Nintendo reforça stock global da consola Switch

Em Portugal, os retalhistas vão começar a receber unidades adicionais esta semana.

No Japão, a Nintendo já pediu desculpa aos clientes
Foto
No Japão, a Nintendo já pediu desculpa aos clientes REUTERS/TORU HANAI

A Nintendo vai reforçar a produção global da consola híbrida, a Switch. Em Portugal, os retalhistas vão começar a receber unidades adicionais esta semana, informou a empresa nesta quarta-feira.

Embora o caso português não seja extremo, em alguns países há clientes em fila de espera desde a época de pré-venda. A procura da consola superou as previsões da empresa que tem tido dificuldade em enviar o número de unidades suficientes para retalhado desde o lançamento em Março.

Nos Estados Unidos, as lojas Amazon e Walmart começaram a anunciar um défice no número de consolas antes do lançamento oficial. Já no Japão (onde os retalhistas começaram a sortear as poucas consolas que chegam aos clientes em fila de espera) a situação motivou mesmo a empresa a emitir um pedido oficial de desculpa pelo erro nas estimativas de vendas.

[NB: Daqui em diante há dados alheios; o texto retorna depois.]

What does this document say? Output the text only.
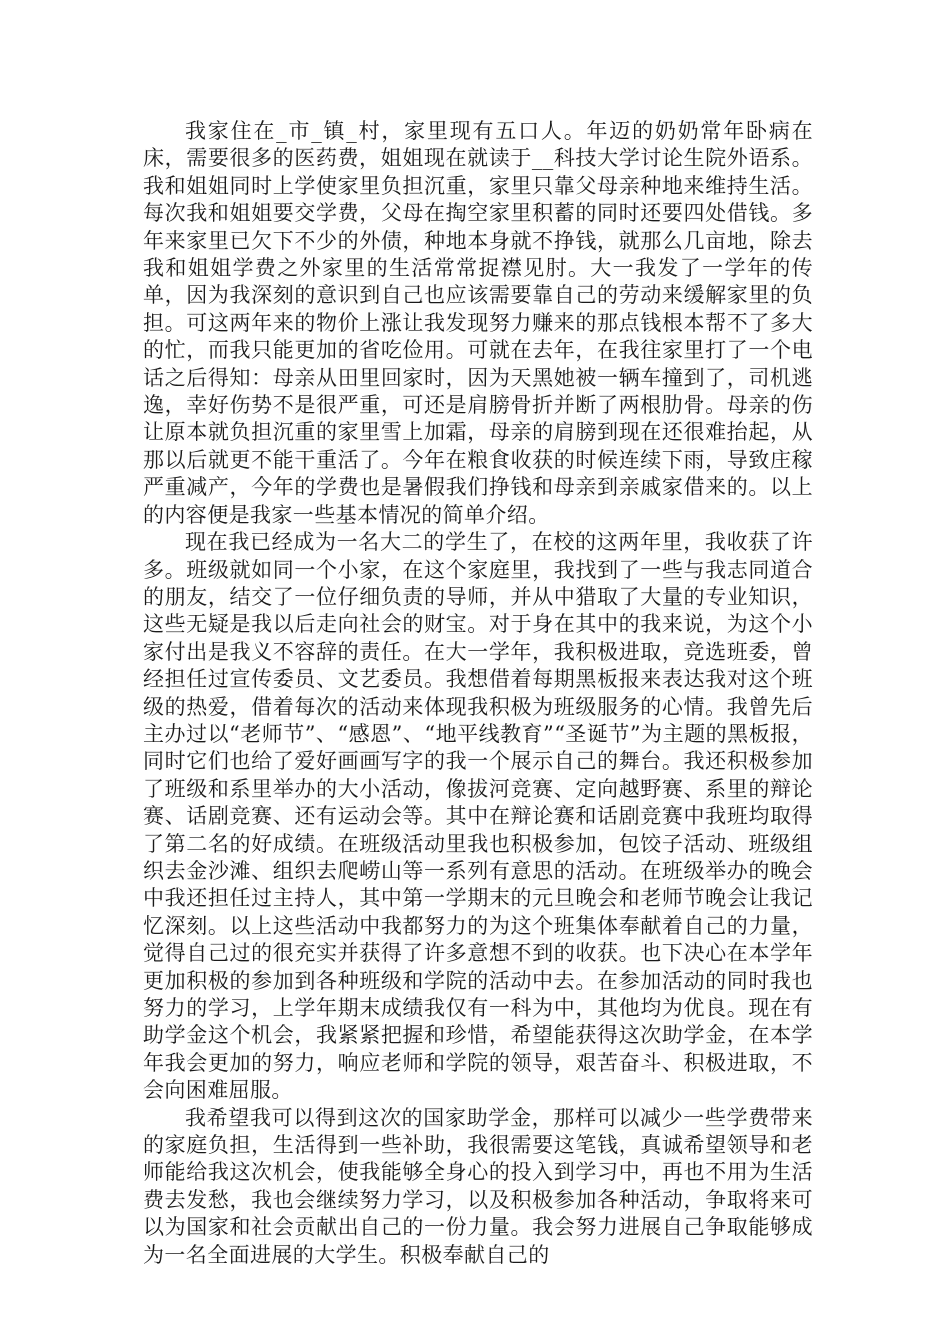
我家住在_市_镇_村，家里现有五口人。年迈的奶奶常年卧病在床，需要很多的医药费，姐姐现在就读于__科技大学讨论生院外语系。我和姐姐同时上学使家里负担沉重，家里只靠父母亲种地来维持生活。每次我和姐姐要交学费，父母在掏空家里积蓄的同时还要四处借钱。多年来家里已欠下不少的外债，种地本身就不挣钱，就那么几亩地，除去我和姐姐学费之外家里的生活常常捉襟见肘。大一我发了一学年的传单，因为我深刻的意识到自己也应该需要靠自己的劳动来缓解家里的负担。可这两年来的物价上涨让我发现努力赚来的那点钱根本帮不了多大的忙，而我只能更加的省吃俭用。可就在去年，在我往家里打了一个电话之后得知：母亲从田里回家时，因为天黑她被一辆车撞到了，司机逃逸，幸好伤势不是很严重，可还是肩膀骨折并断了两根肋骨。母亲的伤让原本就负担沉重的家里雪上加霜，母亲的肩膀到现在还很难抬起，从那以后就更不能干重活了。今年在粮食收获的时候连续下雨，导致庄稼严重减产，今年的学费也是暑假我们挣钱和母亲到亲戚家借来的。以上的内容便是我家一些基本情况的简单介绍。

现在我已经成为一名大二的学生了，在校的这两年里，我收获了许多。班级就如同一个小家，在这个家庭里，我找到了一些与我志同道合的朋友，结交了一位仔细负责的导师，并从中猎取了大量的专业知识，这些无疑是我以后走向社会的财宝。对于身在其中的我来说，为这个小家付出是我义不容辞的责任。在大一学年，我积极进取，竞选班委，曾经担任过宣传委员、文艺委员。我想借着每期黑板报来表达我对这个班级的热爱，借着每次的活动来体现我积极为班级服务的心情。我曾先后主办过以“老师节”、“感恩”、“地平线教育”“圣诞节”为主题的黑板报，同时它们也给了爱好画画写字的我一个展示自己的舞台。我还积极参加了班级和系里举办的大小活动，像拔河竞赛、定向越野赛、系里的辩论赛、话剧竞赛、还有运动会等。其中在辩论赛和话剧竞赛中我班均取得了第二名的好成绩。在班级活动里我也积极参加，包饺子活动、班级组织去金沙滩、组织去爬崂山等一系列有意思的活动。在班级举办的晚会中我还担任过主持人，其中第一学期末的元旦晚会和老师节晚会让我记忆深刻。以上这些活动中我都努力的为这个班集体奉献着自己的力量，觉得自己过的很充实并获得了许多意想不到的收获。也下决心在本学年更加积极的参加到各种班级和学院的活动中去。在参加活动的同时我也努力的学习，上学年期末成绩我仅有一科为中，其他均为优良。现在有助学金这个机会，我紧紧把握和珍惜，希望能获得这次助学金，在本学年我会更加的努力，响应老师和学院的领导，艰苦奋斗、积极进取，不会向困难屈服。

我希望我可以得到这次的国家助学金，那样可以减少一些学费带来的家庭负担，生活得到一些补助，我很需要这笔钱，真诚希望领导和老师能给我这次机会，使我能够全身心的投入到学习中，再也不用为生活费去发愁，我也会继续努力学习，以及积极参加各种活动，争取将来可以为国家和社会贡献出自己的一份力量。我会努力进展自己争取能够成为一名全面进展的大学生。积极奉献自己的
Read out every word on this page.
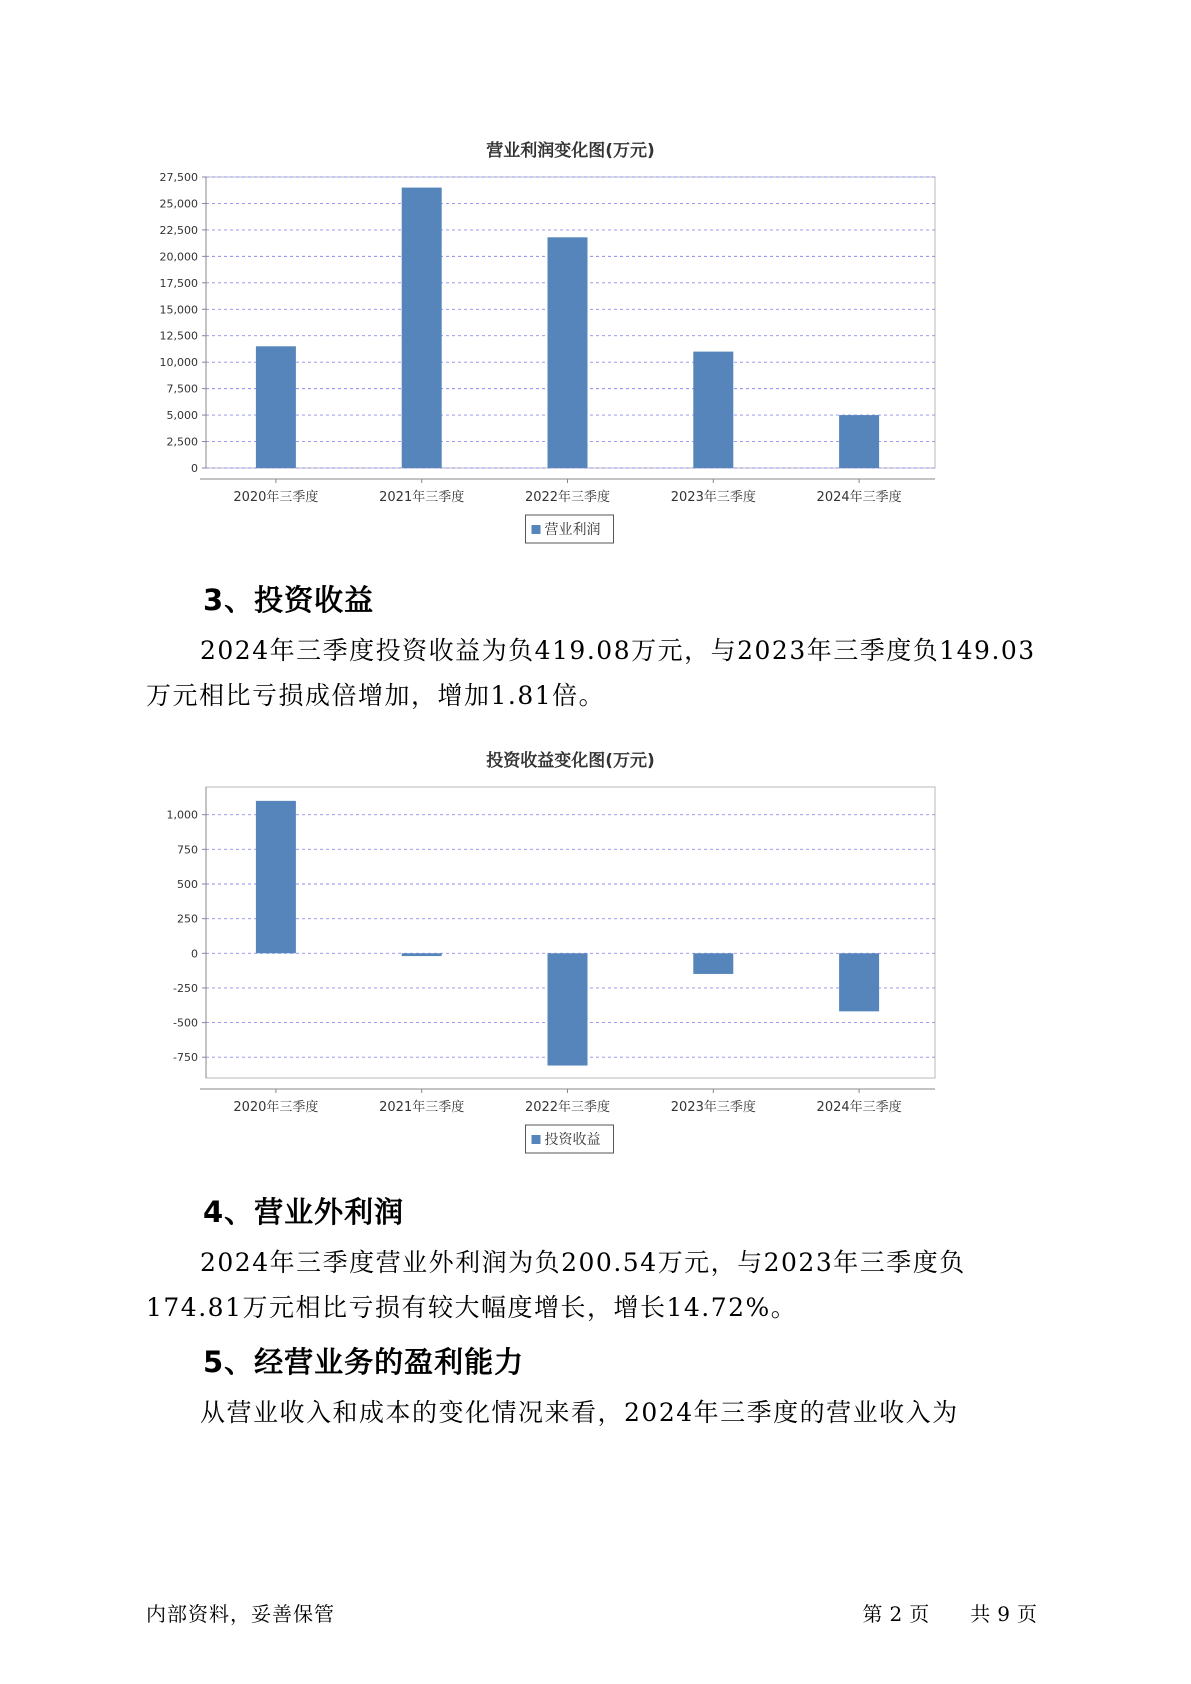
营业利润变化图(万元)
0
2,500
5,000
7,500
10,000
12,500
15,000
17,500
20,000
22,500
25,000
27,500
2020年三季度	2021年三季度	2022年三季度	2023年三季度	2024年三季度
营业利润
3、投资收益

2024年三季度投资收益为负419.08万元，与2023年三季度负149.03万元相比亏损成倍增加，增加1.81倍。

投资收益变化图(万元)
-750
-500
-250
0
250
500
750
1,000
2020年三季度	2021年三季度	2022年三季度	2023年三季度	2024年三季度
投资收益
4、营业外利润

2024年三季度营业外利润为负200.54万元，与2023年三季度负174.81万元相比亏损有较大幅度增长，增长14.72%。

5、经营业务的盈利能力

从营业收入和成本的变化情况来看，2024年三季度的营业收入为

内部资料，妥善保管	第 2 页 共 9 页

O erro ronda os 31%. Segundo a Nintendo Portugal, o objectivo era enviar dois milhões de unidades até ao final de Março, mas foram enviadas 2,74 milhões.

“Pedimos as mais sinceras desculpas aos nossos clientes e comerciantes pelo inconveniente”, lê-se no comunicado da empresa emitido a 22 de Junho “Vamos continuar a trabalhar para garantir que a maior quantidade de produtos possíveis possa ser entregue aos nossos clientes até ao final do ano.”

Em Portugal a Nintendo tem conseguido responder à procura. Os retalhistas continuam a enviar pedidos para consolas Switch todas as semanas, mas segundo declarações da Nintendo Portugal ao PÚBLICO, apesar de existirem alguns clientes com dificuldade em encontrar a consola em loja (tendo de ficar em fila de espera), o tempo de espera não é anormal. A Nintendo disse não ter números específicos para o mercado português.

Não é a primeira vez que a empresa se engana nas previsões de vendas. Em Novembro, as novas versões da primeira consola mini da Nintendo – a NES Classic – esgotaram rapidamente, e a empresa manteve a dificuldade em disponibilizar as consolas até cancelar o modelo. Os críticos acusam a Nintendo de enviar propositadamente menos unidades para retalho para aumentar a “febre” em torno dos seus produtos.

“Isso não faz sentido nenhum. Não queremos o cliente insatisfeito”, diz o responsável pelas relações públicas da Nintendo Portugal, Jorge Vieira. Justifica a diferença entre os valores reais e esperados no “factor novidade”.

Para produtos como a Nintendo Switch, demora-se algum tempo a encomendar componentes e a realizar a produção, pelo que as estimativas de venda são feitas muito antes da data de lançamento. “Tanto a Switch como a NES mini são produtos novos no mercado. São modelos disruptivos, em que não há histórico sobre a sua receptividade”, explica Vieira.

No final de Maio, o Wall Street Journal revelou que vários profissionais da indústria apontavam a Apple como uma das culpadas pela falta de stock da Nintendo. A empresa norte-americana estaria a utilizar as mesmas componentes que a Nintendo precisava para os seus produtos, nos novos modelos de iPhone. Vieira diz que não é um problema específico com a Apple. “A Nintendo compete com várias empresas pelas mesmas componentes. É uma situação regular de mercado.”

O objectivo do mais recente reforço é regularizar a diferença entre a oferta e a procura a tempo da época de Natal, em que a Nintendo espera um aumento do interesse nas consolas.